Is Just a MovieTitle: Is Just a Movie
By Earl Lovelace
(Faber and Faber)

Trinidad in the 1970s in the wake of the Black Power rebellion, and some are still struggling to make sense of the way things change and the way things don’t and their place in the middle of it all.

One of them is Sonnyboy Apparicio, chance revolutionary, son of the streets, who refuses to die a choreographed death – even if, like his hapless friends, he is just playing a bit part in an American movie.

Sonnyboy finds his position in refusal, and his voice in the clang of the steel drum like his father before him. Sonnyboy has a swagger that is part bravado, part polio limp, but he puts on muscle as he grows from young boy to badjohn on Rouff Street, between the Shango yard and Mother Olga’s Shouters church, between the streetfights and the cornerstore scams.

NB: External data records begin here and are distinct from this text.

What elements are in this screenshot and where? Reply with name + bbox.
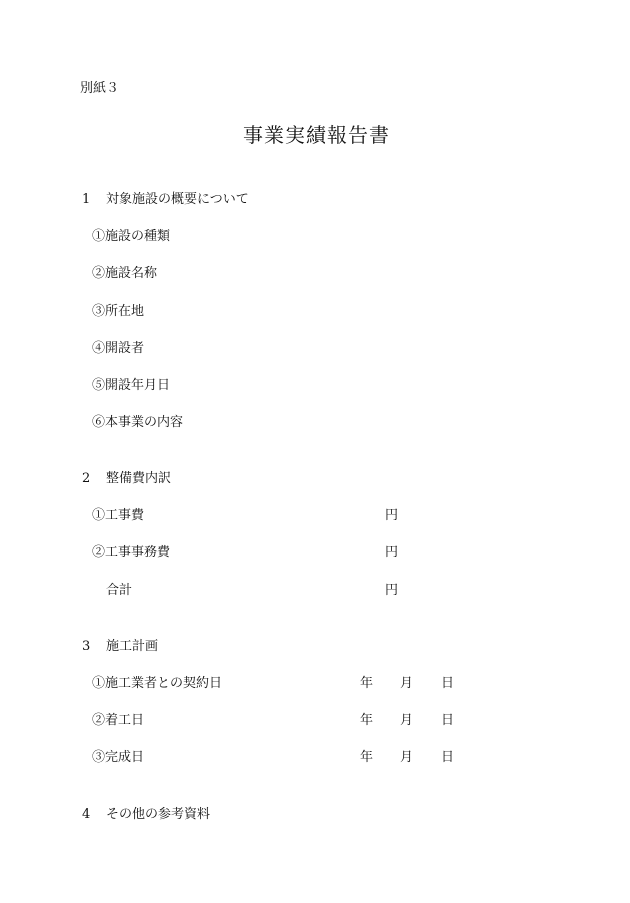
cost-admin-label: ②工事事務費 xyxy=(92,545,171,560)
schedule-start-month: 月 xyxy=(400,713,414,728)
section-4-number: 4 xyxy=(82,807,91,822)
section-1-item-opening-date: ⑤開設年月日 xyxy=(92,378,171,393)
annex-label: 別紙３ xyxy=(80,81,120,96)
cost-construction-label: ①工事費 xyxy=(92,508,145,523)
section-1-item-location: ③所在地 xyxy=(92,304,145,319)
section-1-number: 1 xyxy=(82,192,91,207)
section-1-item-facility-type: ①施設の種類 xyxy=(92,229,171,244)
section-1-item-founder: ④開設者 xyxy=(92,341,145,356)
section-2-number: 2 xyxy=(82,471,91,486)
schedule-complete-day: 日 xyxy=(441,750,455,765)
schedule-contract-year: 年 xyxy=(360,676,374,691)
schedule-contract-day: 日 xyxy=(441,676,455,691)
section-1-heading: 対象施設の概要について xyxy=(106,192,249,207)
schedule-complete-month: 月 xyxy=(400,750,414,765)
schedule-contract-month: 月 xyxy=(400,676,414,691)
section-1-item-facility-name: ②施設名称 xyxy=(92,266,158,281)
schedule-contract-label: ①施工業者との契約日 xyxy=(92,676,223,691)
section-2-heading: 整備費内訳 xyxy=(106,471,172,486)
schedule-start-label: ②着工日 xyxy=(92,713,145,728)
cost-admin-unit: 円 xyxy=(385,545,399,560)
cost-total-label: 合計 xyxy=(106,583,133,598)
schedule-start-day: 日 xyxy=(441,713,455,728)
section-3-number: 3 xyxy=(82,639,91,654)
cost-total-unit: 円 xyxy=(385,583,399,598)
schedule-complete-label: ③完成日 xyxy=(92,750,145,765)
section-3-heading: 施工計画 xyxy=(106,639,159,654)
schedule-complete-year: 年 xyxy=(360,750,374,765)
section-4-heading: その他の参考資料 xyxy=(106,807,211,822)
schedule-start-year: 年 xyxy=(360,713,374,728)
cost-construction-unit: 円 xyxy=(385,508,399,523)
section-1-item-project-content: ⑥本事業の内容 xyxy=(92,415,184,430)
page-title: 事業実績報告書 xyxy=(243,123,390,147)
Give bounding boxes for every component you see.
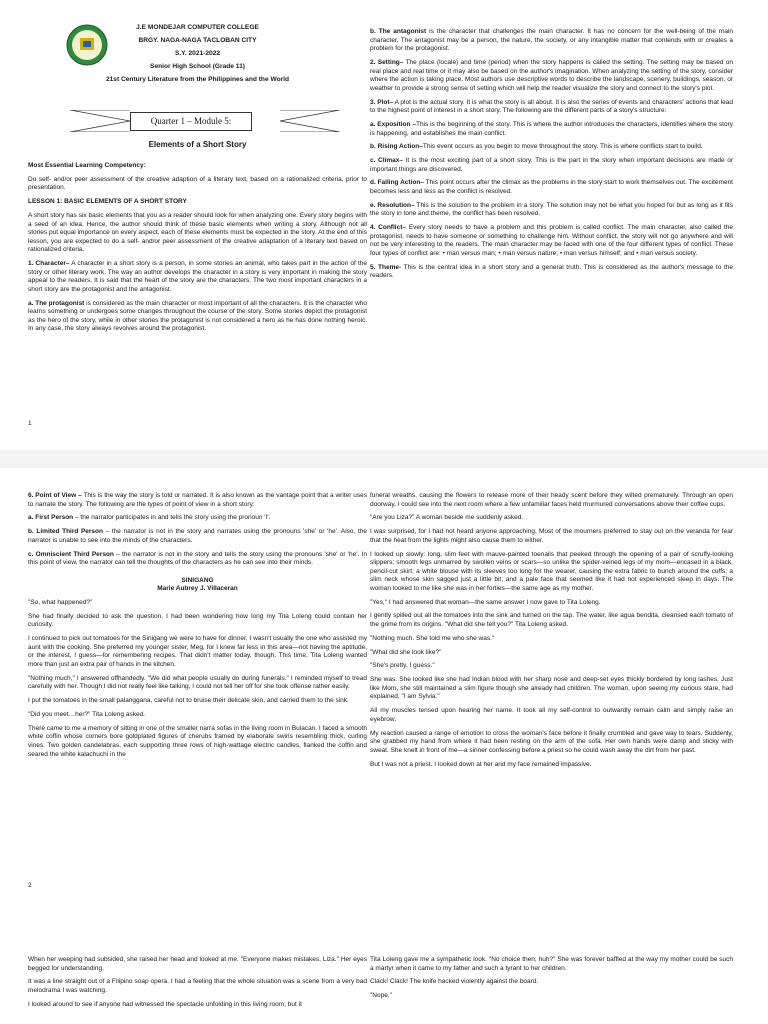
story-line: I put the tomatoes in the small palanggana, careful not to bruise their delicate skin, and carried them to the sink. [28, 697, 349, 705]
page-number-1: 1 [28, 420, 32, 427]
conflict-paragraph: 4. Conflict– Every story needs to have a problem and this problem is called conflict. The main character, also called the protagonist, needs to have someone or something to challenge him. Without conflict, the story will not go anywhere and will not be very interesting to the readers. The main character may be faced with one of the four different types of conflict. These four types of conflict are: • man versus man; • man versus nature; • man versus himself; and • man versus society. [370, 224, 733, 257]
page-1 [0, 0, 768, 450]
story-line: But I was not a priest. I looked down at her and my face remained impassive. [370, 760, 592, 768]
page3-right-column [370, 956, 733, 1006]
module-label: Quarter 1 – Module 5: [130, 112, 252, 131]
subject-title: 21st Century Literature from the Philippines and the World [105, 76, 290, 83]
rising-action-paragraph: b. Rising Action–This event occurs as you begin to move throughout the story. This is where conflicts start to build. [370, 143, 703, 151]
story-line: Tita Loleng gave me a sympathetic look. "No choice then, huh?" She was forever baffled at the way my mother could be such a martyr when it came to my father and such a tyrant to her children. [370, 956, 733, 972]
page-number-2: 2 [28, 882, 32, 889]
melc-text: Do self- and/or peer assessment of the creative adaption of a literary text, based on a rationalized criteria, prior to presentation. [28, 175, 367, 192]
lesson-title: Elements of a Short Story [148, 140, 247, 149]
story-line: I gently spilled out all the tomatoes into the sink and turned on the tap. The water, like agua bendita, cleansed each tomato of the grime from its origins. "What did she tell you?" Tita Loleng asked. [370, 612, 733, 629]
story-line: "She's pretty, I guess." [370, 662, 435, 670]
falling-action-paragraph: d. Falling Action– This point occurs after the climax as the problems in the story start to work themselves out. The excitement becomes less and less as the conflict is resolved. [370, 179, 733, 196]
plot-paragraph: 3. Plot– A plot is the actual story. It is what the story is all about. It is also the series of events and characters' actions that lead to the highest point of interest in a short story. The following are the different parts of a story's structure: [370, 98, 733, 115]
story-line: My reaction caused a range of emotion to cross the woman's face before it finally crumbled and gave way to tears. Suddenly, she grabbed my hand from where it had been resting on the arm of the sofa. Her own hands were damp and sticky with sweat. She knelt in front of me—a sinner confessing before a priest so he could wash away the dirt from her past. [370, 729, 733, 754]
first-person-paragraph: a. First Person – the narrator participates in and tells the story using the pronoun 'I'. [28, 514, 271, 522]
page1-right-column [370, 28, 733, 286]
story-line: Clack! Clack! The knife hacked violently against the board. [370, 978, 539, 986]
page-2 [0, 468, 768, 950]
story-line: It was a line straight out of a Filipino soap opera. I had a feeling that the whole situation was a scene from a very bad melodrama I was watching. [28, 978, 367, 994]
character-paragraph: 1. Character– A character in a short story is a person, in some stories an animal, who takes part in the action of the story or other literary work. The way an author develops the character in a story is very important in making the story appeal to the readers. It is said that the heart of the story are the characters. The two most important characters in a short story are the protagonist and the antagonist. [28, 260, 367, 293]
story-line: I continued to pick out tomatoes for the Sinigang we were to have for dinner. I wasn't usually the one who assisted my aunt with the cooking. She preferred my younger sister, Meg, for I knew far less in this area—not having the aptitude, or the interest, I guess—for remembering recipes. That didn't matter today, though. This time, Tita Loleng wanted more than just an extra pair of hands in the kitchen. [28, 635, 367, 669]
antagonist-paragraph: b. The antagonist is the character that challenges the main character. It has no concern for the well-being of the main character. The antagonist may be a person, the nature, the society, or any intangible matter that contends with or creates a problem for the protagonist. [370, 28, 734, 53]
college-address: BRGY. NAGA-NAGA TACLOBAN CITY [138, 37, 257, 44]
story-line: She was. She looked like she had Indian blood with her sharp nose and deep-set eyes thickly bordered by long lashes. Just like Mom, she still maintained a slim figure though she already had children. The woman, upon seeing my curious stare, had explained, "I am Sylvia." [370, 676, 733, 701]
grade-level: Senior High School (Grade 11) [150, 63, 245, 70]
story-line: All my muscles tensed upon hearing her name. It took all my self-control to outwardly remain calm and simply raise an eyebrow. [370, 707, 733, 723]
limited-third-paragraph: b. Limited Third Person – the narrator is not in the story and narrates using the pronouns 'she' or 'he'. Also, the narrator is unable to see into the minds of the characters. [28, 528, 367, 544]
story-line: I looked up slowly: long, slim feet with mauve-painted toenails that peeked through the opening of a pair of scruffy-looking slippers; smooth legs unmarred by swollen veins or scars—so unlike the spider-veined legs of my mom—encased in a black, pencil-cut skirt; a white blouse with its sleeves too long for the wearer, causing the extra fabric to bunch around the cuffs; a slim neck whose skin sagged just a little bit; and a pale face that seemed like it had not experienced sleep in days. The woman looked to me like she was in her forties—the same age as my mother. [370, 550, 733, 592]
resolution-paragraph: e. Resolution– This is the solution to the problem in a story. The solution may not be what you hoped for but as long as it fits the story in tone and theme, the conflict has been resolved. [370, 201, 733, 218]
story-line: "Did you meet…her?" Tita Loleng asked. [28, 710, 145, 718]
school-year: S.Y. 2021-2022 [174, 50, 221, 57]
page3-left-column [28, 956, 367, 1015]
page-3 [0, 950, 768, 1024]
story-line: "Nothing much," I answered offhandedly. "We did what people usually do during funerals." I reminded myself to tread carefully with her. Though I did not really feel like talking, I could not tell her off for she took offense rather easily. [28, 674, 367, 691]
omniscient-third-paragraph: c. Omniscient Third Person – the narrator is not in the story and tells the story using the pronouns 'she' or 'he'. In this point of view, the narrator can tell the thoughts of the characters as he can see into their minds. [28, 550, 367, 567]
story-line: "Yes," I had answered that woman—the same answer I now gave to Tita Loleng. [370, 598, 601, 606]
story-title: SINIGANG [181, 576, 214, 584]
story-line: There came to me a memory of sitting in one of the smaller narra sofas in the living room in Bulacan. I faced a smooth white coffin whose corners bore goldplated figures of cherubs framed by elaborate swirls resembling thick, curling vines. Two golden candelabras, each supporting three rows of high-wattage electric candles, flanked the coffin and seared the white kalachuchi in the [28, 724, 367, 758]
college-name: J.E MONDEJAR COMPUTER COLLEGE [136, 24, 259, 31]
pov-paragraph: 6. Point of View – This is the way the story is told or narrated. It is also known as the vantage point that a writer uses to narrate the story. The following are the types of point of view in a short story: [28, 492, 367, 508]
page2-right-column [370, 492, 733, 774]
lesson-heading: LESSON 1: BASIC ELEMENTS OF A SHORT STORY [28, 198, 187, 206]
story-line: She had finally decided to ask the question. I had been wondering how long my Tita Loleng could contain her curiosity. [28, 612, 367, 629]
story-line: "Nothing much. She told me who she was." [370, 634, 495, 642]
story-line: funeral wreaths, causing the flowers to release more of their heady scent before they wilted prematurely. Through an open doorway, I could see into the next room where a few unfamiliar faces held murmured conversations above their coffee cups. [370, 492, 733, 508]
story-line: "Nope." [370, 992, 392, 1000]
theme-paragraph: 5. Theme- This is the central idea in a short story and a general truth. This is considered as the author's message to the readers. [370, 263, 734, 280]
setting-paragraph: 2. Setting– The place (locale) and time (period) when the story happens is called the setting. The setting may be based on real place and real time or it may also be based on the author's imagination. When analyzing the setting of the story, consider where the action is taking place. Most authors use descriptive words to describe the landscape, scenery, buildings, season, or weather to provide a strong sense of setting which will help the reader visualize the story and connect to the story's plot. [370, 58, 733, 92]
melc-heading: Most Essential Learning Competency: [28, 162, 146, 169]
story-line: "What did she look like?" [370, 648, 442, 656]
intro-paragraph: A short story has six basic elements that you as a reader should look for when analyzing one. Every story begins with a seed of an idea. Hence, the author should think of these basic elements when writing a story. Although not all stories put equal importance on every aspect, each of these elements must be expected in the story. At the end of this lesson, you are expected to do a self- and/or peer assessment of the creative adaptation of a literary text based on rationalized criteria. [28, 211, 367, 254]
page2-left-column [28, 492, 367, 764]
document-header [28, 24, 367, 89]
page-gap [0, 450, 768, 468]
story-line: I looked around to see if anyone had witnessed the spectacle unfolding in this living room, but it [28, 1000, 302, 1008]
story-line: "So, what happened?" [28, 599, 93, 607]
protagonist-paragraph: a. The protagonist is considered as the main character or most important of all the characters. It is the character who learns something or undergoes some changes throughout the course of the story. Some stories depict the protagonist as the hero of the story, while in other stories the protagonist is not considered a hero as he has done nothing heroic. In any case, the story always revolves around the protagonist. [28, 299, 368, 333]
story-author: Marie Aubrey J. Villaceran [157, 585, 238, 593]
story-line: "Are you Liza?" A woman beside me suddenly asked. [370, 514, 524, 522]
story-line: When her weeping had subsided, she raised her head and looked at me. "Everyone makes mistakes, Liza." Her eyes begged for understanding. [28, 956, 367, 972]
page1-left-column [28, 162, 367, 339]
exposition-paragraph: a. Exposition –This is the beginning of the story. This is where the author introduces the characters, identifies where the story is happening, and establishes the main conflict. [370, 120, 733, 137]
story-line: I was surprised, for I had not heard anyone approaching. Most of the mourners preferred to stay out on the veranda for fear that the heat from the lights might also cause them to wither. [370, 528, 733, 544]
climax-paragraph: c. Climax– It is the most exciting part of a short story. This is the part in the story when important decisions are made or important things are discovered. [370, 157, 733, 173]
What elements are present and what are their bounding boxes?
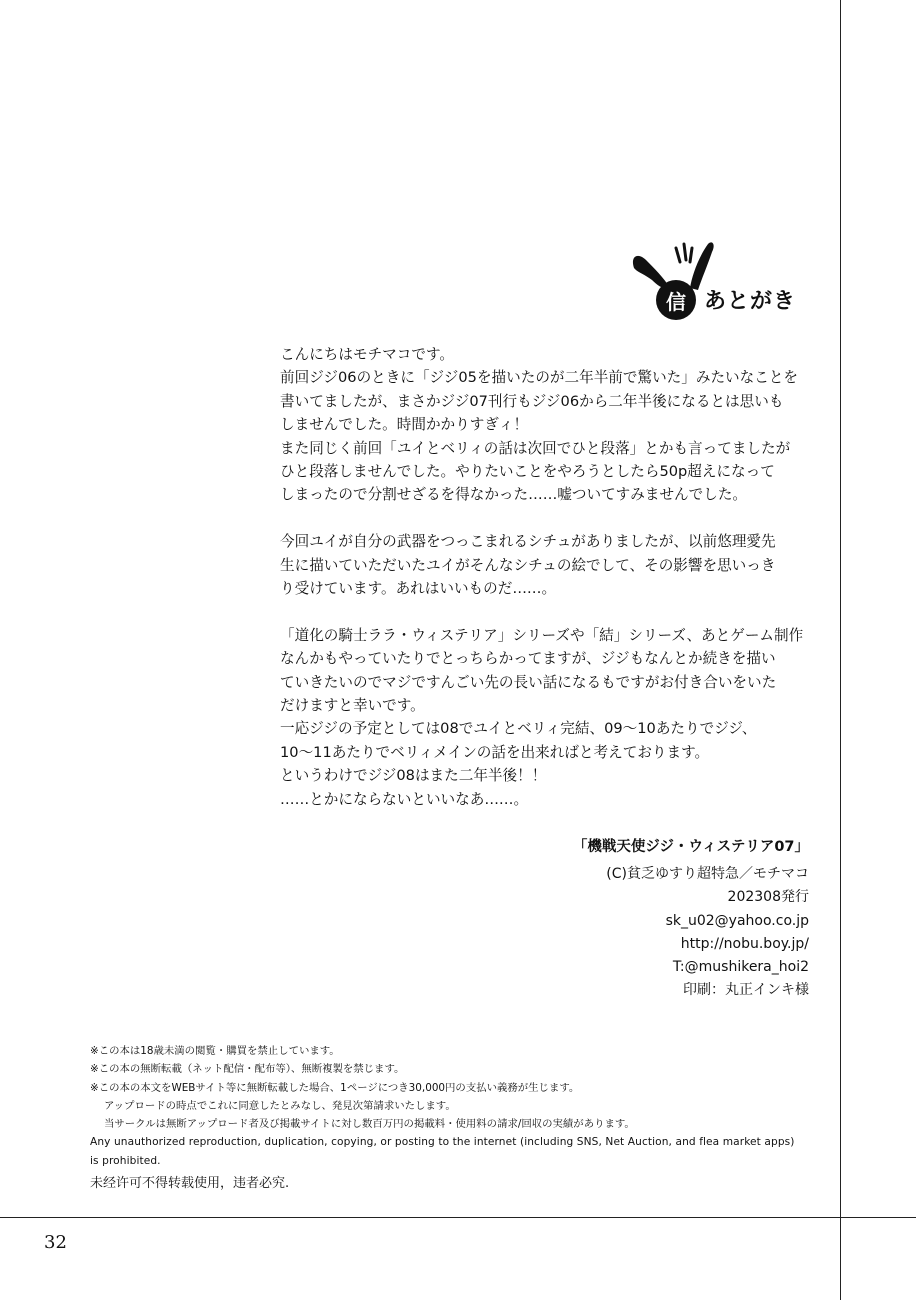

He is just one of a cast of characters living in Cascadu, each one as deftly drawn, as lovingly flawed as the next. There are girls that smell of mystery and Oil of Olay, and boys that grow up crooked; there are women who could put a light on you, and ones who can make you go blind if you look them bold in the eye. There are people who live rejoicing in other people’s sorrow to keep it away from their own door.

There is Dorlene whose wedding wasn’t to be, and Claude, an idealist taken in by the system, marking time, doing distractions along with everyone else to hide from the fact that the land is being poisoned while power is being centralised.

And there is Kangkala, the book’s master narrator, an aging calypso player, ‘maker of confusion, recorder of gossip, destroyer of reputations, revealer of secrets’. When Sonnyboy beats iron in the steelband, he tells us, ‘what he produced was not the insistent percussive sound to keep the band on the beat, but the discordant chiming clanging clataclanging that opened up the belly of the music to make women start to wine, young fellars square off to fight and big men put their two hands in their head and weep’.

Winner of the Commonwealth Writers Prize in 1997 for his previous book, Salt, Lovelace has lived all his life on Trinidad and Tabago, and the lilt of the islands permeates his pages. Like Sonnyboy’s steel drum, Lovelace’s prose beats right through you, every word in this glorious story ringing with the rhythm of place.